How IHT Relief works

Provided that SEIS or EIS shares have been owned for two years, investors will be able to avail of Inheritance Tax Relief.  This applies to both lifetime gifts and shares in the person’s estate.  In some circumstances the shares don’t even have to be owned for two years! Inheritance Tax Relief is considered to be a form of Business Property Relief (“BPR”), as the relief is offered by the government to assist family enterprises in continuing through the generations.  The way it works is that Business Property Relief excludes schemes' shares from the person’s estate, and therefore these investments do not get exposed to the very high 40% inheritance tax rate which is imposed on monies over the nil rate band amount (currently at £325,000, but to be increased to £425,000 in 2017/2018).  It should be noted that the relief is no longer available should the company subsequently list on the Alternative Investment Market as the exchange is not recognised for enterprise investment scheme investment purposes. 

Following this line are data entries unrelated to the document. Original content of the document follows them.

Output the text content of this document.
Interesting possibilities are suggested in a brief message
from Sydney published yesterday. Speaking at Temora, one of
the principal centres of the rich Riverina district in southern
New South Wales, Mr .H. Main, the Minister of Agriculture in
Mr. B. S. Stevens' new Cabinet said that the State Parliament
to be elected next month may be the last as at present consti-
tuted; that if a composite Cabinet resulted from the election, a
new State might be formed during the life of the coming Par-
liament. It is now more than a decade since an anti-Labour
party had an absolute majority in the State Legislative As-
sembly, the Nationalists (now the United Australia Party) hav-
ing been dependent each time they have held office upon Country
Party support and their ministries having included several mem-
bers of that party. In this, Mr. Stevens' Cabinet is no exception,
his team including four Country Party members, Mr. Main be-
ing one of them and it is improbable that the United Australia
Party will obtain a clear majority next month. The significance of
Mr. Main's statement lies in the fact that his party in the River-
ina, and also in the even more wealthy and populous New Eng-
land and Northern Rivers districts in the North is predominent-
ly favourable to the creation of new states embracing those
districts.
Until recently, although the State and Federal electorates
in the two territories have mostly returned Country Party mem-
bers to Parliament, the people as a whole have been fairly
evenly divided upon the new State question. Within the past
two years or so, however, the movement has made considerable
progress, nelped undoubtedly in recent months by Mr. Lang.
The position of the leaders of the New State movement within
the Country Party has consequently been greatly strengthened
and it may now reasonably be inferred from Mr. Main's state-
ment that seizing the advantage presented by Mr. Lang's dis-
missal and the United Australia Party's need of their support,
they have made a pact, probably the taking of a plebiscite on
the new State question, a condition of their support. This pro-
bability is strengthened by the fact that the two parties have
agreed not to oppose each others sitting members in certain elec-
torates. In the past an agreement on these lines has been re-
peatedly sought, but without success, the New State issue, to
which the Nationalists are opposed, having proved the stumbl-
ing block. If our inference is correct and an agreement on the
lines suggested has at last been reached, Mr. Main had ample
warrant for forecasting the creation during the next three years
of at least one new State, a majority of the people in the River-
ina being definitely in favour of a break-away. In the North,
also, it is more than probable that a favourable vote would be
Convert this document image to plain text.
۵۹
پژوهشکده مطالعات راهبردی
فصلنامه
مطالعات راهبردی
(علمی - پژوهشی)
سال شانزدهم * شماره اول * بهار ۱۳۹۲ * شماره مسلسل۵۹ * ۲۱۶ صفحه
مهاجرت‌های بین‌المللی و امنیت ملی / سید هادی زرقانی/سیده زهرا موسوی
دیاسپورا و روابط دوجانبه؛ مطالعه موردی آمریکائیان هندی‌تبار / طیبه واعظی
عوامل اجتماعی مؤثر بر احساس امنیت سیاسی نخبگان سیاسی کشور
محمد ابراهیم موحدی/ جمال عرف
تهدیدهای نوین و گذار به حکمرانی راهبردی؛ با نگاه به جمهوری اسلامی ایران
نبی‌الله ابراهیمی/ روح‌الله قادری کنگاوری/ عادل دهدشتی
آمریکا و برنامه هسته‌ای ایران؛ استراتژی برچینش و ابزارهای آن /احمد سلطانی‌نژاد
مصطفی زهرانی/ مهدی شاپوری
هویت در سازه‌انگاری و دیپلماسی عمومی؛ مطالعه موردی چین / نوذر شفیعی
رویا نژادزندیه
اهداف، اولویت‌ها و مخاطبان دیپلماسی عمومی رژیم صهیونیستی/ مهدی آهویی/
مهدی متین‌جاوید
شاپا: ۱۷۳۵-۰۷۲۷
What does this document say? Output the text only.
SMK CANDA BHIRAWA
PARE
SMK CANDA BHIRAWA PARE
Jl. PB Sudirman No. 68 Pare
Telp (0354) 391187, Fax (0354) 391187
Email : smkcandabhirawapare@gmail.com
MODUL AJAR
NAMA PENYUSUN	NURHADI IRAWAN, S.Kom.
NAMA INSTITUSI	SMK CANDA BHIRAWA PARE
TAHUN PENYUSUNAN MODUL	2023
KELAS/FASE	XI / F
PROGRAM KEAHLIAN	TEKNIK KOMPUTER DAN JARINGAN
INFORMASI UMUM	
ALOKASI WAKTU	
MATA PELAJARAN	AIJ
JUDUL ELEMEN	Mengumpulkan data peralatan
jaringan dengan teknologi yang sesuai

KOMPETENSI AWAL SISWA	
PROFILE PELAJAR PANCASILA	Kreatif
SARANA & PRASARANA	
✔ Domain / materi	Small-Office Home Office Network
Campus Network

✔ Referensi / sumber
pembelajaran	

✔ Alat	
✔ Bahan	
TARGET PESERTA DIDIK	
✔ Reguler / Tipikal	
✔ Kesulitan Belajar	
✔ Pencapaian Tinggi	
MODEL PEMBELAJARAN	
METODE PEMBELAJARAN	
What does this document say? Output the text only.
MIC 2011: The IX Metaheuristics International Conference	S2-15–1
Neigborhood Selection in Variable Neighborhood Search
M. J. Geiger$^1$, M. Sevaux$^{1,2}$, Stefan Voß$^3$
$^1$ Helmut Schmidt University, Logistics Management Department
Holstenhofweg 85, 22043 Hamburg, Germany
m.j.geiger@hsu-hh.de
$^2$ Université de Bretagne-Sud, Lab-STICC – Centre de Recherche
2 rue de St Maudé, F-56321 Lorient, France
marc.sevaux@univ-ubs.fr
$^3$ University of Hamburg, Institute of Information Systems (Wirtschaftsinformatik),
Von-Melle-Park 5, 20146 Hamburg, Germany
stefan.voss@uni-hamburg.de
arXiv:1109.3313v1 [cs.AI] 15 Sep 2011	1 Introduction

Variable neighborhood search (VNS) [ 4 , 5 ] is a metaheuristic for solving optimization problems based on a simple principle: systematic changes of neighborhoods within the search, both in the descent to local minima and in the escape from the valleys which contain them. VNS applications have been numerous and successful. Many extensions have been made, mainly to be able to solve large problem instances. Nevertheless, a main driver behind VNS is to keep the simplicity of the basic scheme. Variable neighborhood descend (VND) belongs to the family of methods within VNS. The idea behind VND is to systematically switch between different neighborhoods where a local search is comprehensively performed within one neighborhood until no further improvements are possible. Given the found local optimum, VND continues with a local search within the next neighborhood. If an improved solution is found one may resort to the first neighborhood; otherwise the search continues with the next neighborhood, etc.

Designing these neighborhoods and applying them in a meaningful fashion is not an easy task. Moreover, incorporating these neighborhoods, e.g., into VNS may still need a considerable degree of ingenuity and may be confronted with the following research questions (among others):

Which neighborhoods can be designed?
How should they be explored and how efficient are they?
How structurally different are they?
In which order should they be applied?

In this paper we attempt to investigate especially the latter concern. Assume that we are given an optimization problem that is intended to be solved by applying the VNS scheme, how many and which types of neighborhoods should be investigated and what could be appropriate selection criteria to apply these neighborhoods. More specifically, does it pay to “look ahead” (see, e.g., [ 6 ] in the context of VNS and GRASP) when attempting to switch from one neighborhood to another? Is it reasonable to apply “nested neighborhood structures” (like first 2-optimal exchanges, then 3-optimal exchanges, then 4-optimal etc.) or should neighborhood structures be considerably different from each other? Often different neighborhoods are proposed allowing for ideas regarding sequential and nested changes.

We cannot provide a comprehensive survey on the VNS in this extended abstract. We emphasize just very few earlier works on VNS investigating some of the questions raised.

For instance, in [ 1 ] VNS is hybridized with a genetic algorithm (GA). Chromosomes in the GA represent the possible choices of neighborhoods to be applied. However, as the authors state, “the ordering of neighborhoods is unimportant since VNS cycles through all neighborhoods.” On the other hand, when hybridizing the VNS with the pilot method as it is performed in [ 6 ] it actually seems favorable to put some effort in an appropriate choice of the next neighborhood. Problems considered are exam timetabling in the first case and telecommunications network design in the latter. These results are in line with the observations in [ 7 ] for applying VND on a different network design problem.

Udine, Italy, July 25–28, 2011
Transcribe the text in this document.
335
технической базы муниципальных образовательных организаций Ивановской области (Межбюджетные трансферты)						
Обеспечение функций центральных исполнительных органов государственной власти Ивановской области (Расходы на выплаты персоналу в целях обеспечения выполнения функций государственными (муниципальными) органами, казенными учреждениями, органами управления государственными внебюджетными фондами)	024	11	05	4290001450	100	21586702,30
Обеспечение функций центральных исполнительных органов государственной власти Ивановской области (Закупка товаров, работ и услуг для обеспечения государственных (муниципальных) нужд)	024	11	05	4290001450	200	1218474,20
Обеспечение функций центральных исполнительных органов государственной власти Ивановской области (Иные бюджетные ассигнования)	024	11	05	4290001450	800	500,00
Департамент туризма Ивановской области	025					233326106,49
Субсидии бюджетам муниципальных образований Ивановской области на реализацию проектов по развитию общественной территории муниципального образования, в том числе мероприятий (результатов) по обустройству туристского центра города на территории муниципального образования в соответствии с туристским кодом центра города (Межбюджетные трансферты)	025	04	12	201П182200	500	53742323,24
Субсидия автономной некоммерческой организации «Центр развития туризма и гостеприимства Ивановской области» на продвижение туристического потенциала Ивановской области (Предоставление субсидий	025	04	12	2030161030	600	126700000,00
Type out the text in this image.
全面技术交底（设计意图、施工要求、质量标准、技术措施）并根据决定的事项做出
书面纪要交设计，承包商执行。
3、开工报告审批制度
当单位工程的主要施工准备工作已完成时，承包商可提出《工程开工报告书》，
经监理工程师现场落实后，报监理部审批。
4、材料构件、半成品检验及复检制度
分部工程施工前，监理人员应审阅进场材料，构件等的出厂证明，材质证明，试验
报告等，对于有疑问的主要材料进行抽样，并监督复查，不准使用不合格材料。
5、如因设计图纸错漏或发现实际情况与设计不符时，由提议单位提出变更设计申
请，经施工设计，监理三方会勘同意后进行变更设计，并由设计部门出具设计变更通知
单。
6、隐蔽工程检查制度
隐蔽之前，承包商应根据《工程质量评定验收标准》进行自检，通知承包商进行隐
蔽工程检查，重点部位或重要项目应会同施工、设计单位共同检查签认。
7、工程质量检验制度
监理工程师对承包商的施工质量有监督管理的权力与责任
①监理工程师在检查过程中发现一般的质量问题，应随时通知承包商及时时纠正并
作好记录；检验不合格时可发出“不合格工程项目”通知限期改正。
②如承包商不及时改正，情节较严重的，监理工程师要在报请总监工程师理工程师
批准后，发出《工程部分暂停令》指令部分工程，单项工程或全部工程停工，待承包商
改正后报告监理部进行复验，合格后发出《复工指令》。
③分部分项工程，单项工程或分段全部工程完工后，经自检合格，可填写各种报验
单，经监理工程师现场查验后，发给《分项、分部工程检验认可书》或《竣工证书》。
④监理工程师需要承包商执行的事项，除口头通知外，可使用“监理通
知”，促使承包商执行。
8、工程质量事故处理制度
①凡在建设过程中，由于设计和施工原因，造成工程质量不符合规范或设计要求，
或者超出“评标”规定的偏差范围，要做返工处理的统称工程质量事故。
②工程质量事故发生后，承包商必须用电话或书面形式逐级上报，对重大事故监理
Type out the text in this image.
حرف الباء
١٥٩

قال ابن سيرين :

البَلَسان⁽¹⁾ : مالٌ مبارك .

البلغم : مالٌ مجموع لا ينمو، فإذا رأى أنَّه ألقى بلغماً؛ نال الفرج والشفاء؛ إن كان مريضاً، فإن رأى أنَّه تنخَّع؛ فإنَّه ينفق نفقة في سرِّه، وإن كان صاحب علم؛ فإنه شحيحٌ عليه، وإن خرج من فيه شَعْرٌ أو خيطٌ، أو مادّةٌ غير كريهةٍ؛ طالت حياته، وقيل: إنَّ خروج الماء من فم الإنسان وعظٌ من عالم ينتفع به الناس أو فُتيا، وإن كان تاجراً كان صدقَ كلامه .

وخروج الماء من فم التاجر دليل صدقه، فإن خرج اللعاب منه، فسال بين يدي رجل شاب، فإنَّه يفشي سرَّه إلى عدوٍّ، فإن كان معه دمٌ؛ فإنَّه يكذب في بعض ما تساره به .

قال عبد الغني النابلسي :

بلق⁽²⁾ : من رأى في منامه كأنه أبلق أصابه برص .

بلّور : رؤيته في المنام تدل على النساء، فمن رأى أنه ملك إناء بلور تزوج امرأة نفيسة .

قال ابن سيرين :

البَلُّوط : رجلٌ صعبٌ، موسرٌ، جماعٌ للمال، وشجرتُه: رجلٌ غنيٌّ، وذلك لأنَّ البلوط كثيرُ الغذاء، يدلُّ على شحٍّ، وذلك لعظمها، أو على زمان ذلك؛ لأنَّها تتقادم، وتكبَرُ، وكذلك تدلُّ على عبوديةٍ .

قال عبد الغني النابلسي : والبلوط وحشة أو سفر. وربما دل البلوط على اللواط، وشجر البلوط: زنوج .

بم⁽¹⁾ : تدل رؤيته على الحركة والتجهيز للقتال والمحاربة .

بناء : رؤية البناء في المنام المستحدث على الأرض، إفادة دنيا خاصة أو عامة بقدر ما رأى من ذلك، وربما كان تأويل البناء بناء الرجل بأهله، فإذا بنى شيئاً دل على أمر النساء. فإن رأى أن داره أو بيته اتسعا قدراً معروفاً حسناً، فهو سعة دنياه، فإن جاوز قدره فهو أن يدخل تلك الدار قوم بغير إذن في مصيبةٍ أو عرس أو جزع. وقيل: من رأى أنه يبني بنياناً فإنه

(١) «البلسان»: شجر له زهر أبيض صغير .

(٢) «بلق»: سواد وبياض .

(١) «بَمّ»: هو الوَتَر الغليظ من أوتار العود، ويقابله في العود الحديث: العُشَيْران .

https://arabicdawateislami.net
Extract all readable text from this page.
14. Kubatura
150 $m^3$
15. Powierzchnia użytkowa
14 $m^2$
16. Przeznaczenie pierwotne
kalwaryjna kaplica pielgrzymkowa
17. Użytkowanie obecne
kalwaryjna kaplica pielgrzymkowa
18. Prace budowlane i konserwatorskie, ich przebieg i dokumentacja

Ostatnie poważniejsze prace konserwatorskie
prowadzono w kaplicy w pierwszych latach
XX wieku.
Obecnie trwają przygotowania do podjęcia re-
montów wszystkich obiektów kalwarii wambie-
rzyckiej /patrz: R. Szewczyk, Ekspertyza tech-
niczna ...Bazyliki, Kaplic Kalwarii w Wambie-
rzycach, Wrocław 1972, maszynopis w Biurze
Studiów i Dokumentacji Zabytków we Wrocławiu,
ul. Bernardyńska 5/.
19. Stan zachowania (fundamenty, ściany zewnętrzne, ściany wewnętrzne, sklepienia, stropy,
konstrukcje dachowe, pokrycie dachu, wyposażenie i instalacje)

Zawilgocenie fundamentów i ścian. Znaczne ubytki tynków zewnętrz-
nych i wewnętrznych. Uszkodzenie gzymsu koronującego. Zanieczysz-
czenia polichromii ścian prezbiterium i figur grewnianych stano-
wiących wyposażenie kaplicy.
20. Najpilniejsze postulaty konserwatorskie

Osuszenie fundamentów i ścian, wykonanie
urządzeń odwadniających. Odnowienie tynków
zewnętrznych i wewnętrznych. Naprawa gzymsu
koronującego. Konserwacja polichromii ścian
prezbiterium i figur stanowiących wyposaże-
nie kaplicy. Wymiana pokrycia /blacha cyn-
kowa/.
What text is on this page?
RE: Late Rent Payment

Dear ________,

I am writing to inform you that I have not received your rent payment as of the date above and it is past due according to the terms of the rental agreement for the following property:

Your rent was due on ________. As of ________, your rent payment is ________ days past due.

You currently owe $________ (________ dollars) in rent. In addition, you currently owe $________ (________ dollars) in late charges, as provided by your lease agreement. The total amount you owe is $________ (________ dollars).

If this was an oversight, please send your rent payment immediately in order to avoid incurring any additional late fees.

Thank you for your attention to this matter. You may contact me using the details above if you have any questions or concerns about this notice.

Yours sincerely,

We can all appreciate that it is not easy to time our deaths like David Bowie did, but we can be aware of the incentives out there and try to make decisions as best informed as possible.  Should an investment no longer become suitable for estate planning purposes other alternatives may need to be considered and switched into (if it is time appropriate of course), which would preserve the BPR incentive; alternatives such as investing in an ISA which would qualify for such relief may need to be considered.  Additionally, BPR qualifying AIM stocks have also become available and popular and they could provide an alternative investment option, either as a separate investment or as part of an ISA portfolio.

 

SEIS/EIS company management considerations

For all the entrepreneurs reading this, I would suggest careful consideration be given to the profile and attributes of your investor base.  Making sure that your company’s investors who come on board during the early stages understand fully the enterprise’s goals and objectives is key to ensuring that investors’ interests are consistent with business strategy.  By taking time to doing this through the development of a well thought out and thorough business plan at the beginning will reduce the chance of having to deal with conflict down the line; relations will be smoother as they will be more transparent. 

AIM listings commonly feature as a 5+ year plan goal in a start-up’s lifecycle and businesses should take time to explore the benefits from early on that such a progression would entail (refer my prior blog about AIM listings titled “The Benefits of AIM to companies and investors”).  But you should also keep in mind that an AIM listing is not the only form of exit for a(n) S/EIS company. A trade sale, a disposal to third party investor(s), or a management buyout should be considered particularly if the initial investors seek to continue their support of the company and they value upholding their IHT incentivisation.

So lets take inspiration from the starman and start planning out our legacies from now.